28 de febrero de 2021
25 de junio de 2014

Sostenible.- Red Eléctrica concluye la línea de alta tensión más extensa de la Península Ibérica, de Sevilla a Cáceres

SEVILLA, 25 Jun. (EUROPA PRESS) -

Los presidentes del gobierno de Extremadura, José Antonio Monago, y de Red Eléctrica de España, José Folgado, el delegado del Gobierno en Extremadura, Germán López, así como alcaldes de diferentes municipios de Cáceres y Badajoz han inaugurado este miércoles en Mérida la línea de 400 Kv que, con sus 327 kilómetros de longitud, está considerada la más extensa de la península ibérica, ya que el trayecto discurre a lo largo de toda Extremadura y parte de Andalucía, desde la localidad sevillana de Guillena hasta Almaraz, en la provincia de Cáceres.
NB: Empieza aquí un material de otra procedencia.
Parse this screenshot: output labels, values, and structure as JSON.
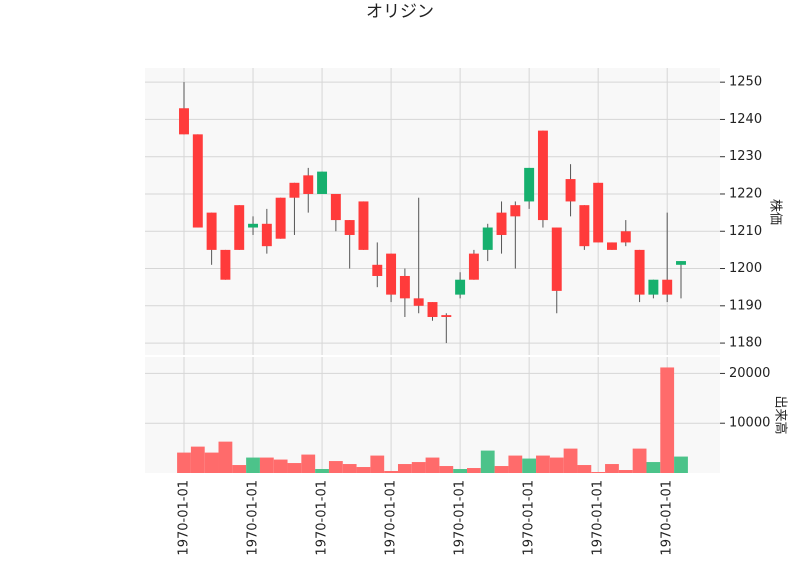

Según indica Red Eléctrica en una nota, la instalación, incluidas todas las subestaciones, ha supuesto una inversión total por parte de Red Eléctrica de 260 millones de euros.

La construcción de este eje eléctrico ha conllevado la firma de convenios de colaboración con 42 ayuntamientos de las provincias de Sevilla, Badajoz y Cáceres.

Esta nueva infraestructura está destinada a mejorar el mallado eléctrico en Extremadura y Andalucía, además de reforzar la interconexión con Portugal y las zonas centro y sur de la península ibérica. En concreto, a través de Brovales, en Badajoz, y de Puebla de Guzman, en Huelva, se refuerza la interconexión con el país vecino, aumentando de la capacidad de intercambio eléctrico y mejorando la unidad del sistema peninsular.

La línea de alta tensión discurre por un total de 42 municipios de Extremadura y Andalucía, y ha requerido más de dos años de trabajo, a los que hay que sumar otros tres años de tramitaciones administrativas, declaraciones de impacto ambiental y otros permisos y licencias municipales.

Para la construcción de esta línea no solo se ha observado la normativa urbanística y ambiental, sino que se han promovido acciones de conservación del patrimonio histórico y natural, entre las que destaca el sistema de cartografiado que se ha realizado respecto de las zonas de migración y anidamiento de la avifauna protegida, con el objetivo de realizar el trazado más respetuoso con su hábitat. Se han respetado los períodos de celo y cría de las diversas especies, trabajando solo entre los meses de septiembre a febrero cuando existía algún riesgo para la puesta y cría de la avifauna.